Further documentation can be found in the corresponding header files: graph_segmentation.h, evaluation.h, io.h.

License

Copyright (c) 2014 - 2015, David Stutz All rights reserved.

Redistribution and use in source and binary forms, with or without modification, are permitted provided that the following conditions are met:

  • Redistributions of source code must retain the above copyright notice,this list of conditions and the following disclaimer.
  • Redistributions in binary form must reproduce the above copyright notice, this list of conditions and the following disclaimer in the documentation and/or other materials provided with the distribution.
  • Neither the name of the copyright holder nor the names of its contributors may be used to endorse or promote products derived from this software without specific prior written permission.
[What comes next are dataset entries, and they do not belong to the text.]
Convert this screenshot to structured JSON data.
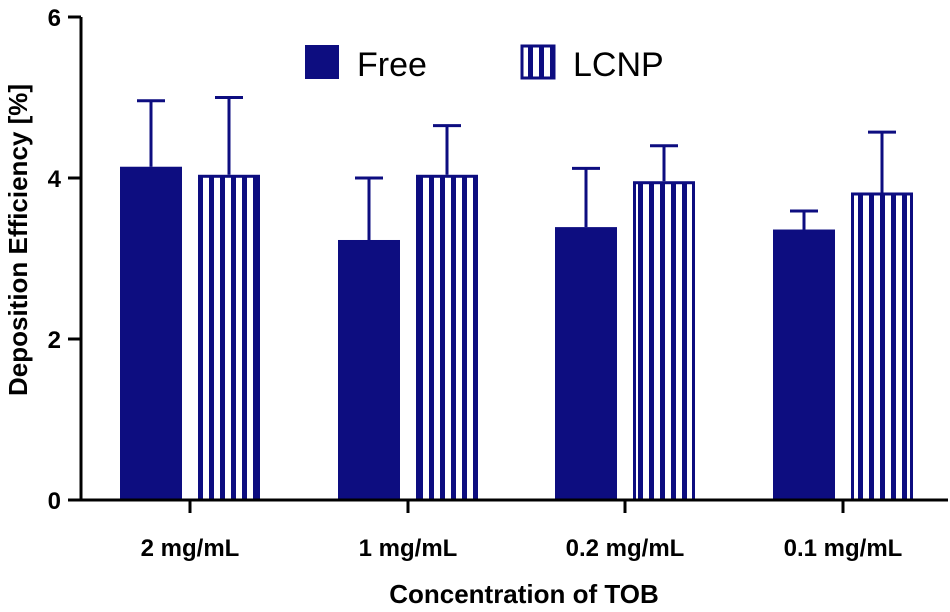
{
  "chart_data": {
    "type": "bar",
    "title": "",
    "xlabel": "Concentration of  TOB",
    "ylabel": "Deposition Efficiency [%]",
    "ylim": [
      0,
      6
    ],
    "yticks": [
      0,
      2,
      4,
      6
    ],
    "categories": [
      "2 mg/mL",
      "1 mg/mL",
      "0.2 mg/mL",
      "0.1 mg/mL"
    ],
    "series": [
      {
        "name": "Free",
        "pattern": "solid",
        "values": [
          4.14,
          3.23,
          3.39,
          3.36
        ],
        "errors": [
          0.82,
          0.77,
          0.73,
          0.23
        ]
      },
      {
        "name": "LCNP",
        "pattern": "vertical-stripes",
        "values": [
          4.04,
          4.04,
          3.96,
          3.82
        ],
        "errors": [
          0.96,
          0.61,
          0.44,
          0.75
        ]
      }
    ],
    "legend_position": "top-center",
    "grid": false,
    "colors": {
      "bar": "#0d0d80",
      "axis": "#000000",
      "background": "#ffffff"
    }
  }
}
THIS SOFTWARE IS PROVIDED BY THE COPYRIGHT HOLDERS AND CONTRIBUTORS "AS IS" AND ANY EXPRESS OR IMPLIED WARRANTIES, INCLUDING, BUT NOT LIMITED TO, THE IMPLIED WARRANTIES OF MERCHANTABILITY AND FITNESS FOR A PARTICULAR PURPOSE ARE DISCLAIMED. IN NO EVENT SHALL THE COPYRIGHT HOLDER OR CONTRIBUTORS BE LIABLE FOR ANY DIRECT, INDIRECT, INCIDENTAL, SPECIAL, EXEMPLARY, OR CONSEQUENTIAL DAMAGES (INCLUDING, BUT NOT LIMITED TO, PROCUREMENT OF SUBSTITUTE GOODS OR SERVICES; LOSS OF USE, DATA, OR PROFITS; OR BUSINESS INTERRUPTION) HOWEVER CAUSED AND ON ANY THEORY OF LIABILITY, WHETHER IN CONTRACT, STRICT LIABILITY, OR TORT (INCLUDING NEGLIGENCE OR OTHERWISE) ARISING IN ANY WAY OUT OF THE USE OF THIS SOFTWARE, EVEN IF ADVISED OF THE POSSIBILITY OF SUCH DAMAGE.